Personal information
- Full name: Gwendolyn Anne Nagel
- Born: 20 May 1946 Auckland, New Zealand
- Died: 17 October 2009 (aged 63) Auckland, New Zealand
- Batting: Right-handed
- Bowling: Left-arm medium-fast

Domestic team information
- 1965/66–1968/69: North Shore Women
- FC debut: 27 December 1965 North Shore Women v Canterbury Women
- Last FC: 30 December 1968 North Shore Women v Wellington Women

Umpiring information
- WTests umpired: 1 (1977)
- WODIs umpired: 3 (1982)
- Source: CricketArchive, 12 January 2017

= Gwen Nagel =

New Zealand cricketer and umpire

Gwendolyn Anne Nagel (née Townsend; 20 May 1946 – 17 October 2009) was a New Zealand advocate for people with vision impairment, cricketer and international cricket umpire. She umpired in one Women's Test Match and three Women's One Day Internationals.

== Career ==
Nagel made her first-class debut in December 1965. She played 14 first-class matches for North Shore Women. She was a right-handed batter and bowled left-arm medium fast.

Nagel has a master's of education degree from Massey University. Nagel spent over 25 years advocating and working for improved educational services for blind and vision-impaired children.
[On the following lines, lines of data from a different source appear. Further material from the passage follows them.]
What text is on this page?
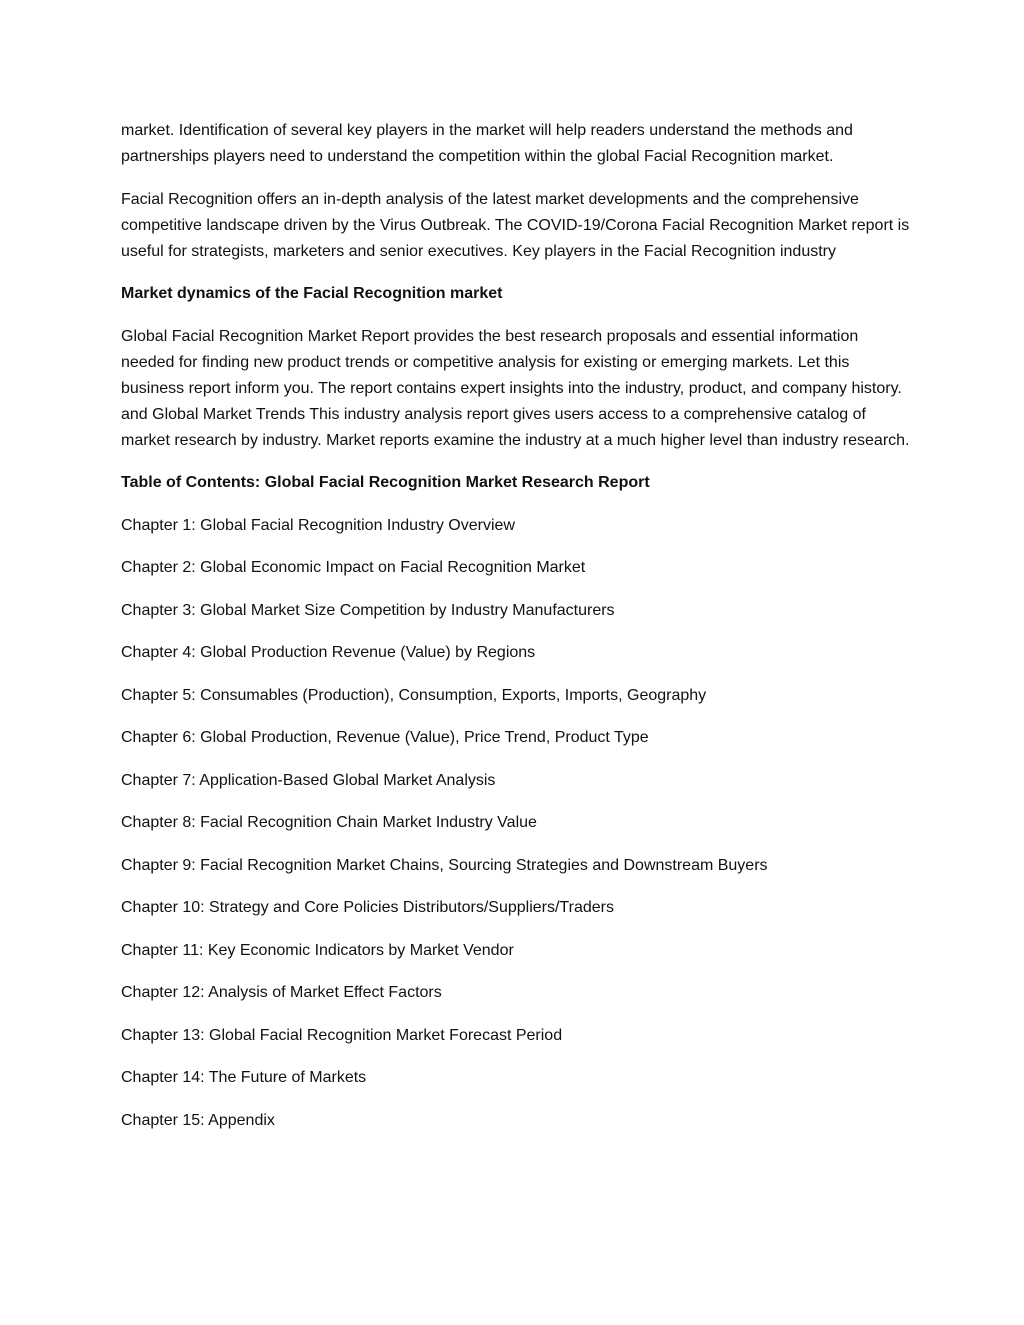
market. Identification of several key players in the market will help readers understand the methods and partnerships players need to understand the competition within the global Facial Recognition market.

Facial Recognition offers an in-depth analysis of the latest market developments and the comprehensive competitive landscape driven by the Virus Outbreak. The COVID-19/Corona Facial Recognition Market report is useful for strategists, marketers and senior executives. Key players in the Facial Recognition industry

Market dynamics of the Facial Recognition market

Global Facial Recognition Market Report provides the best research proposals and essential information needed for finding new product trends or competitive analysis for existing or emerging markets. Let this business report inform you. The report contains expert insights into the industry, product, and company history. and Global Market Trends This industry analysis report gives users access to a comprehensive catalog of market research by industry. Market reports examine the industry at a much higher level than industry research.

Table of Contents: Global Facial Recognition Market Research Report

Chapter 1: Global Facial Recognition Industry Overview
Chapter 2: Global Economic Impact on Facial Recognition Market
Chapter 3: Global Market Size Competition by Industry Manufacturers
Chapter 4: Global Production Revenue (Value) by Regions
Chapter 5: Consumables (Production), Consumption, Exports, Imports, Geography
Chapter 6: Global Production, Revenue (Value), Price Trend, Product Type
Chapter 7: Application-Based Global Market Analysis
Chapter 8: Facial Recognition Chain Market Industry Value
Chapter 9: Facial Recognition Market Chains, Sourcing Strategies and Downstream Buyers
Chapter 10: Strategy and Core Policies Distributors/Suppliers/Traders
Chapter 11: Key Economic Indicators by Market Vendor
Chapter 12: Analysis of Market Effect Factors
Chapter 13: Global Facial Recognition Market Forecast Period
Chapter 14: The Future of Markets
Chapter 15: Appendix
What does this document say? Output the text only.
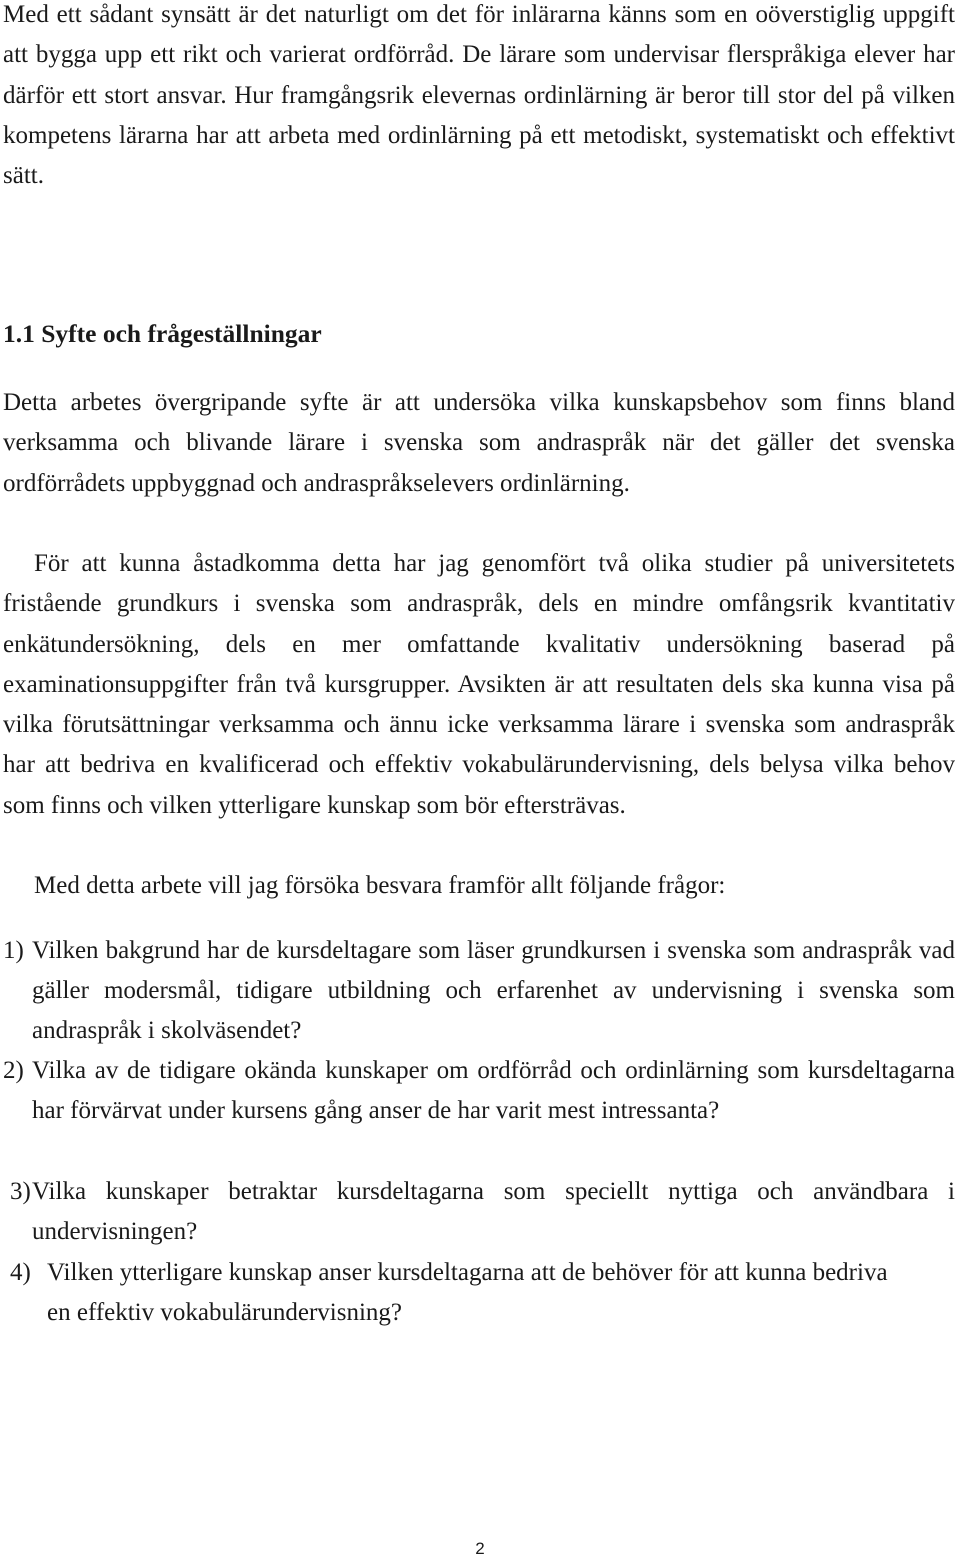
Med ett sådant synsätt är det naturligt om det för inlärarna känns som en oöverstiglig uppgift att bygga upp ett rikt och varierat ordförråd. De lärare som undervisar flerspråkiga elever har därför ett stort ansvar. Hur framgångsrik elevernas ordinlärning är beror till stor del på vilken kompetens lärarna har att arbeta med ordinlärning på ett metodiskt, systematiskt och effektivt sätt.

1.1 Syfte och frågeställningar

Detta arbetes övergripande syfte är att undersöka vilka kunskapsbehov som finns bland verksamma och blivande lärare i svenska som andraspråk när det gäller det svenska ordförrådets uppbyggnad och andraspråkselevers ordinlärning.

För att kunna åstadkomma detta har jag genomfört två olika studier på universitetets fristående grundkurs i svenska som andraspråk, dels en mindre omfångsrik kvantitativ enkätundersökning, dels en mer omfattande kvalitativ undersökning baserad på examinationsuppgifter från två kursgrupper. Avsikten är att resultaten dels ska kunna visa på vilka förutsättningar verksamma och ännu icke verksamma lärare i svenska som andraspråk har att bedriva en kvalificerad och effektiv vokabulärundervisning, dels belysa vilka behov som finns och vilken ytterligare kunskap som bör eftersträvas.

Med detta arbete vill jag försöka besvara framför allt följande frågor:

1) Vilken bakgrund har de kursdeltagare som läser grundkursen i svenska som andraspråk vad gäller modersmål, tidigare utbildning och erfarenhet av undervisning i svenska som andraspråk i skolväsendet?
2) Vilka av de tidigare okända kunskaper om ordförråd och ordinlärning som kursdeltagarna har förvärvat under kursens gång anser de har varit mest intressanta?
3) Vilka kunskaper betraktar kursdeltagarna som speciellt nyttiga och användbara i undervisningen?
4) Vilken ytterligare kunskap anser kursdeltagarna att de behöver för att kunna bedriva en effektiv vokabulärundervisning?

2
She was a senior lecturer at the Auckland College of Education, where she was the coordinator of the Postgraduate Diploma in Education of Students with Vision Impairment. She spent many years as a vision research teacher, travelling to schools across the North Island to teach blind students. She also was chief executive of the Vision Education Agency. In the 2009 New Year Honours, Nagel was appointed a Companion of the Queen's Service Order, for services to special education.